The partridge, almost by itself, fans the dog’s passion. teaches him to take the air correctly, to beat with meticulousness, to dose the march and maintain a sustainable rhythm, to raise his nose to the wind and once in direct line with it, after touching the emanation, he will tell you the critical distance of shows and how to guide cautiously and block it. Nor does the master teach it. You learn by constantly dealing with potential prey and the owner can only do so to provide the animal with the maximum experience and apply the control that facilitates the training so that the action is effective and useful to the shotgun.
The intensive days of training followed by long periods of idleness do not do much good.

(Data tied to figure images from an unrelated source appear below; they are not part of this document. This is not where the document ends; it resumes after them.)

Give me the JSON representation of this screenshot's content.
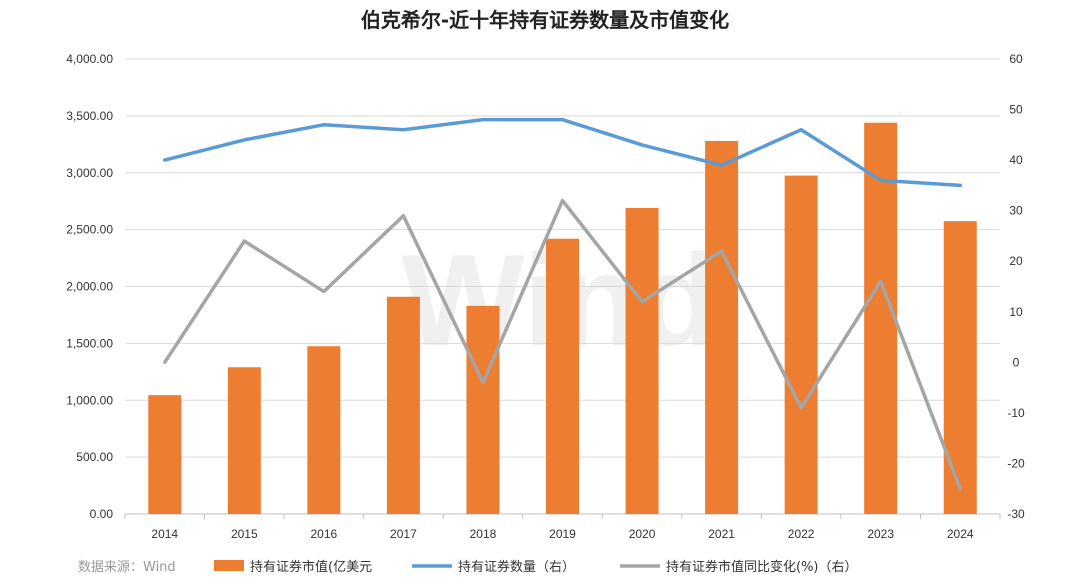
{
  "chart_data": {
    "type": "bar",
    "title": "伯克希尔-近十年持有证券数量及市值变化",
    "categories": [
      "2014",
      "2015",
      "2016",
      "2017",
      "2018",
      "2019",
      "2020",
      "2021",
      "2022",
      "2023",
      "2024"
    ],
    "y_left": {
      "ylim": [
        0,
        4000
      ],
      "ticks": [
        "0.00",
        "500.00",
        "1,000.00",
        "1,500.00",
        "2,000.00",
        "2,500.00",
        "3,000.00",
        "3,500.00",
        "4,000.00"
      ]
    },
    "y_right": {
      "ylim": [
        -30,
        60
      ],
      "ticks": [
        "-30",
        "-20",
        "-10",
        "0",
        "10",
        "20",
        "30",
        "40",
        "50",
        "60"
      ]
    },
    "series": [
      {
        "name": "持有证券市值(亿美元",
        "type": "bar",
        "axis": "left",
        "color": "#ed7d31",
        "values": [
          1045,
          1290,
          1475,
          1910,
          1830,
          2420,
          2690,
          3280,
          2975,
          3440,
          2575
        ]
      },
      {
        "name": "持有证券数量（右）",
        "type": "line",
        "axis": "right",
        "color": "#5b9bd5",
        "values": [
          40,
          44,
          47,
          46,
          48,
          48,
          43,
          39,
          46,
          36,
          35
        ]
      },
      {
        "name": "持有证券市值同比变化(%)（右）",
        "type": "line",
        "axis": "right",
        "color": "#a5a5a5",
        "values": [
          0,
          24,
          14,
          29,
          -4,
          32,
          12,
          22,
          -9,
          16,
          -25
        ]
      }
    ],
    "grid": true,
    "legend": "bottom"
  },
  "source": "数据来源：Wind",
  "watermark": "Wind"
}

The training must be based on a regulated, daily and dosed work, so that at the same time it is sustainable and assailable.
The constant work in turn develops, through the progressive rhythm, the positive attitude and confidence of the animal. That sees how the demands are rewarded with the successes of what has been learned. The work with inflections and impulsive generates excessive pressure on the animal in a timely manner to spend after long days of passivity carrying anxiety and boredom. This entails stress and confusion in the animal, in addition to not progressing due to not being able to implement with routine what has already been learned.
Patience is not usually one of the virtues of the owner. Patience is not received as an innate gift, nor does it arrive spontaneously. Patience is given by experience. Only those who have been related to a large number of individuals will naturally assume that things take time, that one must tolerate the cognitive abilities of a dog because of its animal condition, that impatience is destructive and only leads to the establishment of objectives. And that frustration is the reason for the abuse of the animal and the excessive punishment.
We must know how to establish goals and objectives. The first ones are very general and long term, the second ones are measurable and concrete. That will help us to maintain patience. So it is key to maintain a strict sense of justice to be balanced in the distribution of rewards and punishments. Firm when it comes to demanding a response already known by the dog, but flexible when we have to take into account factors such as the state of maturation, working conditions, the health of the animal, the influence of the breed …
The trainer of today cannot be limited to intuition or to the pursuit of a rigorous and mechanical method learned from a master craftsman.
The training can and should be supported by theoretical and technical knowledge on which each training action is based.
Ethologic, psychology, neurology, pedagogy … are sciences that offer the trainer a whole world of answers to the unknowns that every day the behavior of our dogs poses.
It is essential to have a complete and adequate Dog Training Equipment (straps, whistles, collars, dummies, electronic collar, launch cage …), with facilities that ensure the welfare of the animal, if you do not live at home, with an adequate transport, with ideal wild hunting grounds to train and with a place for track work. In the training we cannot walk patching so that we do not find continuous gaps and obstacles in the way.